How to Stress Test Your CPU

Stress testing also called torture testing is very important for overclocking. Without stress testing your CPU, you can’t be sure that your CPU is fully stable at overclocked speeds. Stress testing software applications provide the highest and unrealistic work load to hardware components that if an overclocked component is stable during stress testing, it can take any other type of load.

So how to stress test your CPU?

What you need


How to stress test your CPU

OCCT is an excellent application to stress test your CPU, GPU and Power supply. Download and extract it somewhere (like Desktop). After overclocking, do the following to stress test your CPU;

  1. Open OCCT.exe
  2. Select CPU Linpack
  3. On “Test Type” select Custom
  4. Enter the desired time. I usually enter just 10 mins when I first overclock a CPU to find the max overclock to save time. Once I find the max OC, I stress test the CPU for 2 hours.
  5. On “Test Mode” select Max (90% free mem)

Once the test is over, OCCT will report whether there was any error during the test and also generate very useful graphs. These graphs report CPU usage, CPU temperature, ripple on power lines and CPU VCore etc.

If you see an error during the stress test, you may have to up the CPU v-core a notch. If you have done that already and still getting error, you either have to adjust the memory settings or have already reached the OC wall.

If you think the CPU gets too hot while stress testing, stop the test and provide more cooling. Check out the manufacturer website to know the maximum temperature your CPU can run at.

I’m planning to update the post with graphs and show how to analyze them in future.

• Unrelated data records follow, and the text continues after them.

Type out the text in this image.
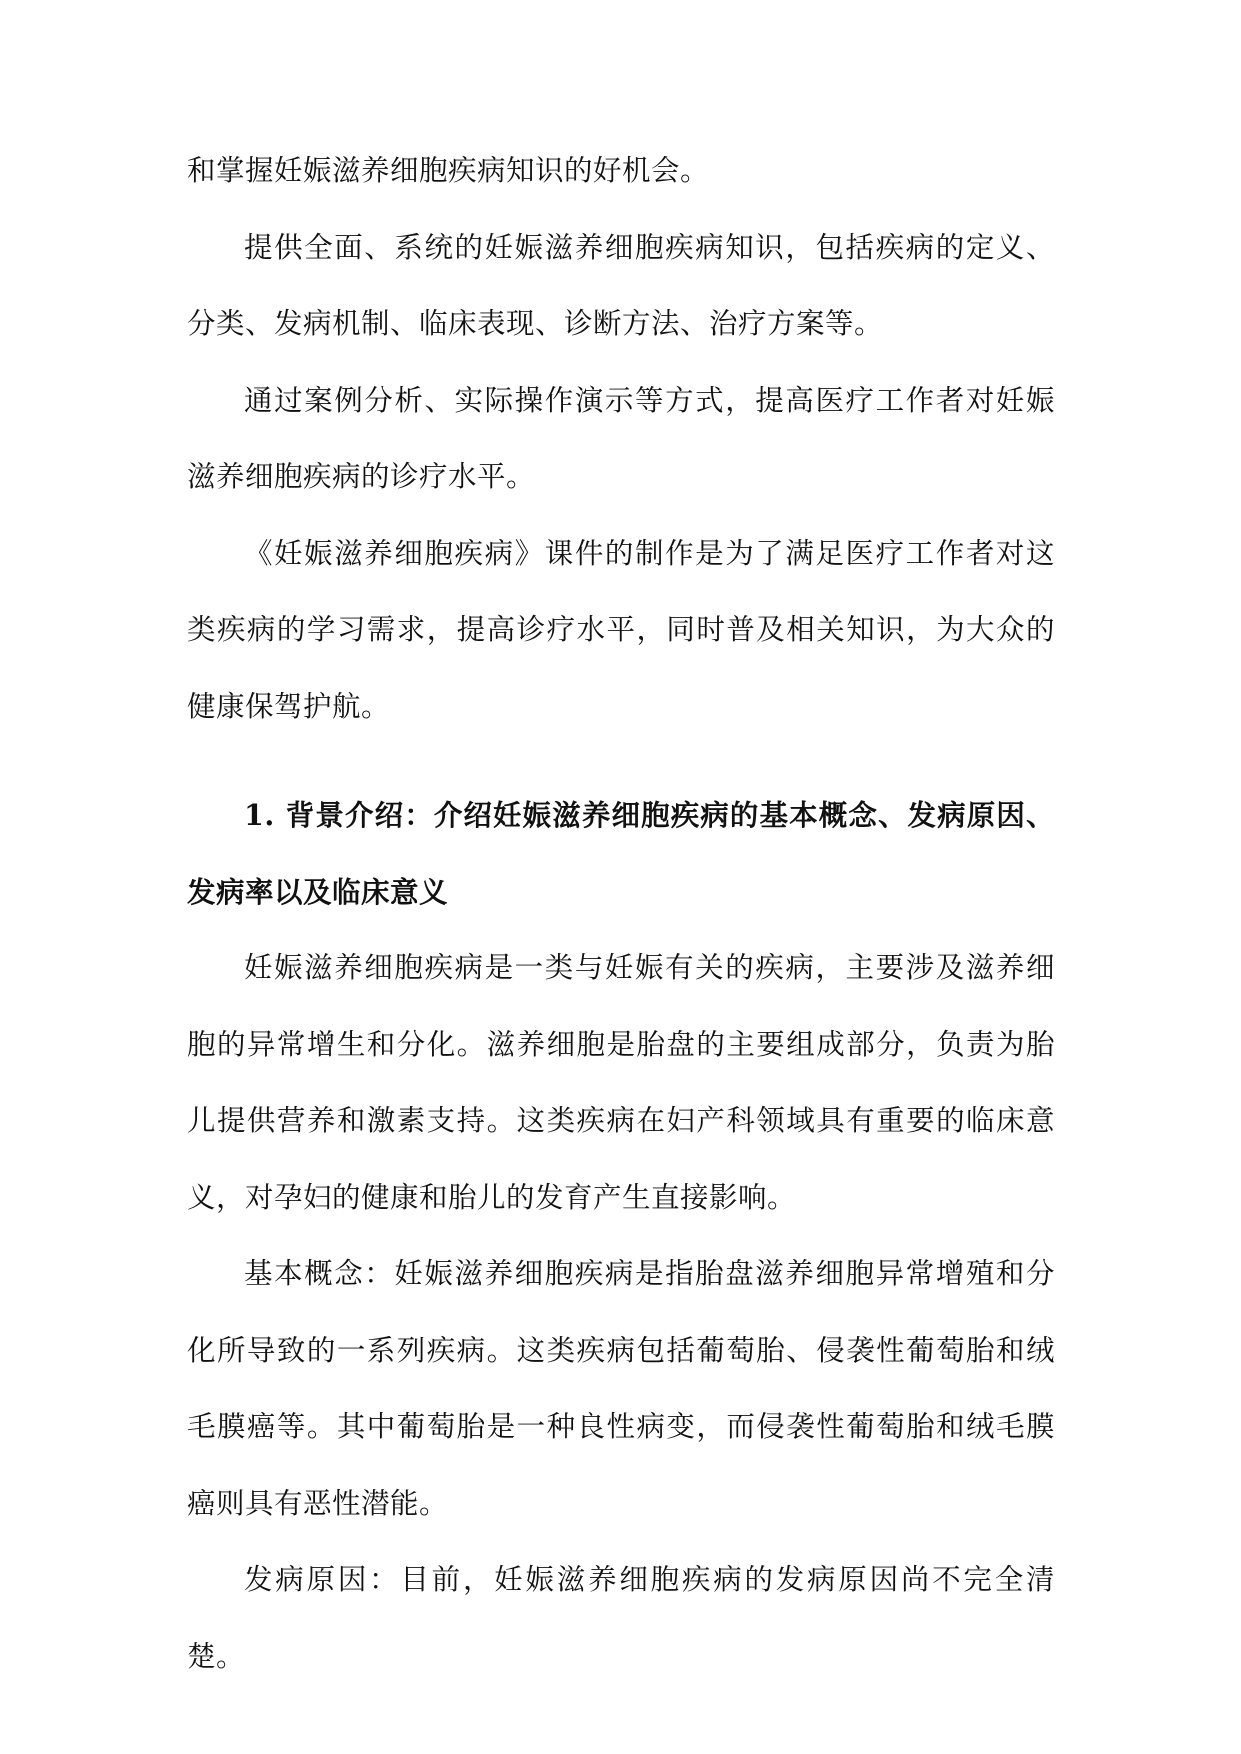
和掌握妊娠滋养细胞疾病知识的好机会。

提供全面、系统的妊娠滋养细胞疾病知识，包括疾病的定义、分类、发病机制、临床表现、诊断方法、治疗方案等。

通过案例分析、实际操作演示等方式，提高医疗工作者对妊娠滋养细胞疾病的诊疗水平。

《妊娠滋养细胞疾病》课件的制作是为了满足医疗工作者对这类疾病的学习需求，提高诊疗水平，同时普及相关知识，为大众的健康保驾护航。

1. 背景介绍：介绍妊娠滋养细胞疾病的基本概念、发病原因、发病率以及临床意义

妊娠滋养细胞疾病是一类与妊娠有关的疾病，主要涉及滋养细胞的异常增生和分化。滋养细胞是胎盘的主要组成部分，负责为胎儿提供营养和激素支持。这类疾病在妇产科领域具有重要的临床意义，对孕妇的健康和胎儿的发育产生直接影响。

基本概念：妊娠滋养细胞疾病是指胎盘滋养细胞异常增殖和分化所导致的一系列疾病。这类疾病包括葡萄胎、侵袭性葡萄胎和绒毛膜癌等。其中葡萄胎是一种良性病变，而侵袭性葡萄胎和绒毛膜癌则具有恶性潜能。

发病原因：目前，妊娠滋养细胞疾病的发病原因尚不完全清楚。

Before overclocking and stress testing, make sure you have a good power supply (PSU). Using cheap ones will only result in burnt system components. If you don’t have one, never try overclocking and stress testing. I have also seen people overclock their processors and stress test without even knowing what PSU they have. If you don’t know which one you have, open the cabinet and check for yourself. Never trust those Chinese PSUs as they are not even capable of providing 50% of the total power they are rated at.

Secondly, get a good third-party CPU cooler if you don’t have one. Stock Intel and AMD heat sinks are good for stock clocks. Anything more than the rated clock speed is only going to increase the temperature. Increasing the v-core worsens the situation. To ensure you get good overclock and your CPU lasts longer, buy a good CPU cooler. Thermalright and Noctua make some of the best coolers. Couple it with a high CFM 120mm fan and you have a winner at hand.

last but not least, the thermal interface you use also plays an important role in overclocking. Each and every degree of heat counts while overclocking. I use Arctic Cooling MX-2 which I recommend.